Составьте правильный путь прогнозируемых данных - PullRequest
0 голосов
/ 09 декабря 2018

Я программист на Python, у меня проблема, мой код строит график следующим образом: Изображение 1 - Способ построения

И я хотел бы знать, еслиесть способ построить это следующим образом:

Изображение 2 - Способ, которым я хотел бы построить

Базовый код не мой, он свободно доступен наDataCamp, поскольку я чувствую себя новичком в Python (машинное обучение), я изменил его, чтобы он соответствовал немного другой цели для написанного, но эту проблему я не понимаю, как решить, я пыталсяизменить некоторые параметры, но безуспешно.Заранее благодарю за помощь

Вот полный код:

# Make sure that you have all these libaries available to run the code successfully
from pandas_datareader import data
import matplotlib.pyplot as plt
import pandas as pd
import datetime as dt
import urllib.request, json
import os
import numpy as np
import tensorflow as tf # This code has been tested with TensorFlow 1.6
from sklearn.preprocessing import MinMaxScaler

data_source = 'kaggle'  # alphavantage or kaggle

if data_source == 'alphavantage':
    # ====================== Loading Data from Alpha Vantage ==================================

    api_key = '<API KEY>'

    # American Airlines stock market prices
    # ticker = "AAL"
    ticker = "MSFT"

    # JSON file with all the stock market data for AAL within the last 20 years
    url_string = "https://www.alphavantage.co/query?function=TIME_SERIES_DAILY&symbol=%s&outputsize=full&apikey=%s" % (
    ticker, api_key)

    # Save data to this file
    file_to_save = 'stock_market_data-%s.csv' % ticker

    # If you haven't already saved data,
    # Go ahead and grab the data from the url
    # And store date, low, high, volume, close, open values to a Pandas dataframe
    if not os.path.exists(file_to_save):
        with urllib.request.urlopen(url_string) as url:
            data = json.loads(url.read().decode())
            # extract stock market data
            data = data['Time Series (Daily)']
            df = pd.DataFrame(columns=['Date', 'Low', 'High', 'Close', 'Open'])
            for k, v in data.items():
                date = dt.datetime.strptime(k, '%Y-%m-%d')
                data_row = [date.date(), float(v['3. low']), float(v['2. high']),
                            float(v['4. close']), float(v['1. open'])]
                df.loc[-1, :] = data_row
                df.index = df.index + 1
        print('Data saved to : %s' % file_to_save)
        df.to_csv(file_to_save)

    # If the data is already there, just load it from the CSV
    else:
        print('File already exists. Loading data from CSV')
        df = pd.read_csv(file_to_save)

else:

    # ====================== Loading Data from Kaggle ==================================
    # You will be using HP's data.

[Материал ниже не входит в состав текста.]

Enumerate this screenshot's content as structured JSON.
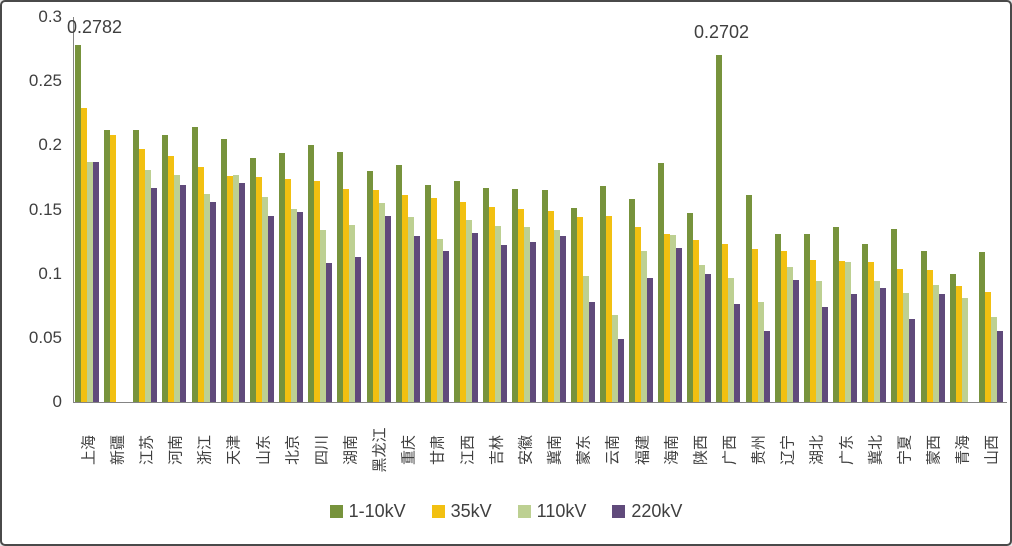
{
  "chart_data": {
    "type": "bar",
    "title": "",
    "xlabel": "",
    "ylabel": "",
    "categories": [
      "上海",
      "新疆",
      "江苏",
      "河南",
      "浙江",
      "天津",
      "山东",
      "北京",
      "四川",
      "湖南",
      "黑龙江",
      "重庆",
      "甘肃",
      "江西",
      "吉林",
      "安徽",
      "冀南",
      "蒙东",
      "云南",
      "福建",
      "海南",
      "陕西",
      "广西",
      "贵州",
      "辽宁",
      "湖北",
      "广东",
      "冀北",
      "宁夏",
      "蒙西",
      "青海",
      "山西"
    ],
    "series": [
      {
        "name": "1-10kV",
        "color": "#77933C",
        "values": [
          0.2782,
          0.212,
          0.212,
          0.208,
          0.214,
          0.205,
          0.19,
          0.194,
          0.2,
          0.195,
          0.18,
          0.185,
          0.169,
          0.172,
          0.167,
          0.166,
          0.165,
          0.151,
          0.168,
          0.158,
          0.186,
          0.147,
          0.2702,
          0.161,
          0.131,
          0.131,
          0.136,
          0.123,
          0.135,
          0.118,
          0.1,
          0.117
        ]
      },
      {
        "name": "35kV",
        "color": "#F2C011",
        "values": [
          0.229,
          0.208,
          0.197,
          0.192,
          0.183,
          0.176,
          0.175,
          0.174,
          0.172,
          0.166,
          0.165,
          0.161,
          0.159,
          0.156,
          0.152,
          0.15,
          0.149,
          0.144,
          0.145,
          0.136,
          0.131,
          0.126,
          0.123,
          0.119,
          0.118,
          0.111,
          0.11,
          0.109,
          0.104,
          0.103,
          0.09,
          0.086
        ]
      },
      {
        "name": "110kV",
        "color": "#BDD092",
        "values": [
          0.187,
          null,
          0.181,
          0.177,
          0.162,
          0.177,
          0.16,
          0.15,
          0.134,
          0.138,
          0.155,
          0.144,
          0.127,
          0.142,
          0.137,
          0.136,
          0.134,
          0.098,
          0.068,
          0.118,
          0.13,
          0.107,
          0.097,
          0.078,
          0.105,
          0.094,
          0.109,
          0.094,
          0.085,
          0.091,
          0.081,
          0.066
        ]
      },
      {
        "name": "220kV",
        "color": "#604A7B",
        "values": [
          0.187,
          null,
          0.167,
          0.169,
          0.156,
          0.171,
          0.145,
          0.148,
          0.108,
          0.113,
          0.145,
          0.129,
          0.118,
          0.132,
          0.122,
          0.125,
          0.129,
          0.078,
          0.049,
          0.097,
          0.12,
          0.1,
          0.076,
          0.055,
          0.095,
          0.074,
          0.084,
          0.089,
          0.065,
          0.084,
          null,
          0.055
        ]
      }
    ],
    "y_axis": {
      "min": 0,
      "max": 0.3,
      "tick_interval": 0.05,
      "tick_labels": [
        "0",
        "0.05",
        "0.1",
        "0.15",
        "0.2",
        "0.25",
        "0.3"
      ]
    },
    "annotations": [
      {
        "text": "0.2782",
        "series": "1-10kV",
        "category": "上海"
      },
      {
        "text": "0.2702",
        "series": "1-10kV",
        "category": "广西"
      }
    ],
    "legend_position": "bottom",
    "grid": false
  }
}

Feel free to experiment with other data.
    # But while doing so, be careful to have a large enough dataset and also pay attention to the data normalization
    # df = pd.read_csv(os.path.join('Stocks','hpq.us.txt'),delimiter=',',usecols=['Date','Open','High','Low','Close'])
    df = pd.read_csv('C:/ModelJupyter/eurusd.csv', delimiter=',', usecols=['Date', 'Open', 'High', 'Low', 'Close'])
    print('Loaded data from the Kaggle repository')

# Sort dataframe by date
df = df.sort_values('Date')
datap = 11000
#datap = 18245
# Double check the result
df.head()

plt.figure(figsize = (18,9))
plt.plot(range(df.shape[0]),(df['Low']+df['High'])/2.0)
plt.xticks(range(0,df.shape[0],500),df['Date'].loc[::500],rotation=45)
plt.xlabel('Date',fontsize=18)
plt.ylabel('Mid Price',fontsize=18)
plt.show()

# First calculate the mid prices from the highest and lowest
#high_prices = df.loc[:,'High'].as_matrix()
#low_prices = df.loc[:,'Low'].as_matrix()
high_prices = df.loc[:,'High'].values
low_prices = df.loc[:,'Low'].values
mid_prices = (high_prices+low_prices)/2.0

train_data = mid_prices[:datap]
test_data = mid_prices[datap:]

# Scale the data to be between 0 and 1
# When scaling remember! You normalize both test and train data w.r.t training data
# Because you are not supposed to have access to test data
scaler = MinMaxScaler()
train_data = train_data.reshape(-1,1)
test_data = test_data.reshape(-1,1)

# Train the Scaler with training data and smooth data
smoothing_window_size = 2500
for di in range(0,10000,smoothing_window_size):
    scaler.fit(train_data[di:di+smoothing_window_size,:])
    train_data[di:di+smoothing_window_size,:] = scaler.transform(train_data[di:di+smoothing_window_size,:])

# You normalize the last bit of remaining data
scaler.fit(train_data[di+smoothing_window_size:,:])
train_data[di+smoothing_window_size:,:] = scaler.transform(train_data[di+smoothing_window_size:,:])

# Reshape both train and test data
train_data = train_data.reshape(-1)

# Normalize test data
test_data = scaler.transform(test_data).reshape(-1)



# Now perform exponential moving average smoothing
# So the data will have a smoother curve than the original ragged data
EMA = 0.0
gamma = 0.1
for ti in range(datap):
  EMA = gamma*train_data[ti] + (1-gamma)*EMA
  train_data[ti] = EMA

# Used for visualization and test purposes
all_mid_data = np.concatenate([train_data,test_data],axis=0)

window_size = 100
N = train_data.size
std_avg_predictions = []
std_avg_x = []
mse_errors = []

for pred_idx in range(window_size, N):

    if pred_idx >= N:
        date = dt.datetime.strptime(k, '%Y-%m-%d').date() + dt.timedelta(days=1)
    else:
        date = df.loc[pred_idx, 'Date']

    std_avg_predictions.append(np.mean(train_data[pred_idx - window_size:pred_idx]))
    mse_errors.append((std_avg_predictions[-1] - train_data[pred_idx]) ** 2)
    std_avg_x.append(date)

print('MSE error for standard averaging: %.5f' % (0.5 * np.mean(mse_errors)))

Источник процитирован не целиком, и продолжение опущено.